Architects were historians

Once upon a time, the science of determining the strength of a building didn’t exist. Architects didn’t push boundaries much unless they were asked to by a king or some other wealthy merchant. As a result, Architects of the past all study the great works like the Pantheon, the Parthenon, and the Coliseum. There are others too, those are just what we are familiar with.

Flash forward to 1889 and the completion of the Eiffel tower, the first wide scale use of highly scientific structural engineering principles, and from that day forward, architecture was changed forever. Architecture was no longer about know what came previously because that didn’t matter. Predicting the behavior of an entirely new design was possible. History didn’t hold us down, and the pace of change accelerated far beyond the rate it changed at in the millenia before.

Taller buildings.

Bigger domes.

More open spans.

Curved shapes.

All of this enabled through understanding.

The Architect was released from his shackles and transformed deeper into artistry and further from historian.

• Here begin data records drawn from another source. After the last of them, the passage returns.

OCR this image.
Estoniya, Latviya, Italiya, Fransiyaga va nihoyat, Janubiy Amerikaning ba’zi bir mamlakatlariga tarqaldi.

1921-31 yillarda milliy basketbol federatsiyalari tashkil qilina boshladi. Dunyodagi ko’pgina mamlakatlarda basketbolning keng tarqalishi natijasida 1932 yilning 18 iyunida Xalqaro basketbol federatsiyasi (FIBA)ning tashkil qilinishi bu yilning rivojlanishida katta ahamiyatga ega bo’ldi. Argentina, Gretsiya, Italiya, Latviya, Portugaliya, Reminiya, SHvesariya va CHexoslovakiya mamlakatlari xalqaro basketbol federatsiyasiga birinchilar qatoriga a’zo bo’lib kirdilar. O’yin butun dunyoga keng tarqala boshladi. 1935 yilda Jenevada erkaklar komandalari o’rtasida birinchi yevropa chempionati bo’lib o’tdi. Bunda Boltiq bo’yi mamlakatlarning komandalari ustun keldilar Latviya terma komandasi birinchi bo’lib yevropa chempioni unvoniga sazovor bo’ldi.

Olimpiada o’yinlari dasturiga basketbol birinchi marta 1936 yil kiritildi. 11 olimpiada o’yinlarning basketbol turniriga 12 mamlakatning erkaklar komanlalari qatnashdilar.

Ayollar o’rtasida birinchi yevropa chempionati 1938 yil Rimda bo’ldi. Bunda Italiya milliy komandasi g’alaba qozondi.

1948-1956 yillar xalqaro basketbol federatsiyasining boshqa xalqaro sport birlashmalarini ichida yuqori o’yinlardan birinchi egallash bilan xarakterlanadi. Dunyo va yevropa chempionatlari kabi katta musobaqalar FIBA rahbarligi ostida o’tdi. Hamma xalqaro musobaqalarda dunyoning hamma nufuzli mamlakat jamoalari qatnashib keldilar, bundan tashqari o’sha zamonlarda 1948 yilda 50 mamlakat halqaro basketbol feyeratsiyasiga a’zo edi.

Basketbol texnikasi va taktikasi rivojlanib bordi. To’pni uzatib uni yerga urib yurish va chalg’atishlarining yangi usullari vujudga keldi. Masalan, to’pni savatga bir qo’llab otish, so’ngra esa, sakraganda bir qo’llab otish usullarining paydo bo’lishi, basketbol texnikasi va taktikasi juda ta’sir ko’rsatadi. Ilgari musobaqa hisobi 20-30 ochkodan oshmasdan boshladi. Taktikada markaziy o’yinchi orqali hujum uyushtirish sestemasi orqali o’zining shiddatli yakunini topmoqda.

This is how many industries function. Complex. Full of applications, but lacking in a depth of understanding. Then, little by little, discoveries are made. Until one day there is an analytical science in the field. After that, we’re no longer bound by the empiricisms of the past. The future is unbounded from the past.

This is happening all around us today in so many fields. Keep vigilant because if you are a historian when the world is looking for artists, you’re not going to like what happens next.